La propagation et les effets nocifs du mpox peuvent et doivent être réduits par des mesures de santé publique adaptées aux communautés touchées et aux modes de transmission de l’épidémie locale. Cela comprend le soutien aux établissements de santé et aux agents de santé, et l’investissement dans la communication et l’engagement des communautés sur les risques afin de s’assurer que les personnes comprennent les risques d’infection zoonotique et de transmission interhumaine, sont encouragées à adapter durablement leurs comportements et se sentent soutenues pour se faire tester, recevoir des soins et participer à d’éventuels essais de vaccination avant ou après exposition. Il est essentiel de mettre l’accent sur la réduction de la stigmatisation et de la discrimination. Des organisations de la société civile et des organisations de patients de confiance, y compris celles qui travaillent sur le VIH, doivent être identifiées et impliquées. En outre, les capacités des laboratoires pour les tests PCR et la surveillance doivent continuer à être renforcées. Comme on sait que le VIH non contrôlé est un facteur de risque important pour les mauvais résultats du mpox, les efforts pour diagnostiquer et donner accès au traitement du VIH doivent être intensifiés.

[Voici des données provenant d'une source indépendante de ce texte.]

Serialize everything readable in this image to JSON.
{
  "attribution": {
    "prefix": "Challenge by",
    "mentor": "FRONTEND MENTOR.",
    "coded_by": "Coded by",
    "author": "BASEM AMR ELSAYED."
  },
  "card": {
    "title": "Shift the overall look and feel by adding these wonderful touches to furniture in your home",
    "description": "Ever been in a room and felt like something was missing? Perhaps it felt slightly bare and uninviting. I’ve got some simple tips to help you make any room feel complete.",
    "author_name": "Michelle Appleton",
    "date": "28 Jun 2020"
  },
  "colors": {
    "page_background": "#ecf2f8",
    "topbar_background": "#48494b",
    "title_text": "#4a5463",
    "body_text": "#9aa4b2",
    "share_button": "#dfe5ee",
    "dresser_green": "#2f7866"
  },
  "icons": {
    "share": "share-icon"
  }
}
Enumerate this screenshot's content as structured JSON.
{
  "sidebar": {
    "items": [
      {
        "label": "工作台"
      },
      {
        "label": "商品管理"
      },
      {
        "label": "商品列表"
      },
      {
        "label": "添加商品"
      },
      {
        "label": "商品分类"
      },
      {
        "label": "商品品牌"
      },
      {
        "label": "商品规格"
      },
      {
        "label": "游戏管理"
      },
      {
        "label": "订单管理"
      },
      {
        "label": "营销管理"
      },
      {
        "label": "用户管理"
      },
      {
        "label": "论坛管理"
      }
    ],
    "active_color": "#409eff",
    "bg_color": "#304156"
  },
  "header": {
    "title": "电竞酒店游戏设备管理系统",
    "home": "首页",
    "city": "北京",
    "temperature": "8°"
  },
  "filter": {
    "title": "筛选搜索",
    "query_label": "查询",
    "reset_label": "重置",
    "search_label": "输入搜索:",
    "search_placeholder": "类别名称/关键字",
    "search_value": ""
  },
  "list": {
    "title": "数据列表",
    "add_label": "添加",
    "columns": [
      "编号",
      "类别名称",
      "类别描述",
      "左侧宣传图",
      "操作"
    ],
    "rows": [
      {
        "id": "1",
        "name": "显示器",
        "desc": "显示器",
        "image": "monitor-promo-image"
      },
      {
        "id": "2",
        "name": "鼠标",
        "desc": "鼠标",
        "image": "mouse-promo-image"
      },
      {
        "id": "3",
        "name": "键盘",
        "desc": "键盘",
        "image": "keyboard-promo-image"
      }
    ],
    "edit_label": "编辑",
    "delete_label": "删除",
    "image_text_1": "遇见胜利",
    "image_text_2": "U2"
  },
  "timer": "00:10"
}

5. Les vaccins, un bien commun mondial en cas d’urgence de santé publique, sont un outil essentiel pour aider à stopper ces épidémies. Le Groupe stratégique consultatif d’experts sur la vaccination de l’OMS a examiné et formulé des recommandations sur trois vaccins anti-MPOX.[vii] Les vaccins ont été efficaces pour aider à contenir les épidémies de MPOX de 2022-2023 dans les pays riches. Cependant, les vaccins anti-MPOX ne sont toujours pas disponibles dans les pays les plus touchés d’Afrique. Afin de commencer à déployer une vaccination efficace, la transparence dans la disponibilité des vaccins et la distribution équitable des vaccins existants et futurs sont nécessaires de toute urgence.

Les plans de vaccination doivent être fondés sur des données probantes et conçus en fonction des besoins de santé publique. Les premières estimations du CDC Afrique indiquent que le continent africain à lui seul aura besoin d'au moins dix millions de doses. Il en faudra bien plus si le mpox se propage à l'échelle du continent. À ce jour, environ un dixième de cette quantité a été publiquement promis par différents pays et fabricants, et des rapports indiquent que le Japon est prêt à fournir 2 à 3 millions de doses ou plus.[viii] Nous saluons l'initiative de l'Espagne de faire don de 500 000 doses, soit 20 % de son stock.[ix] Nous demandons instamment que les promesses soient rapidement traduites en vaccins livrés aux pays.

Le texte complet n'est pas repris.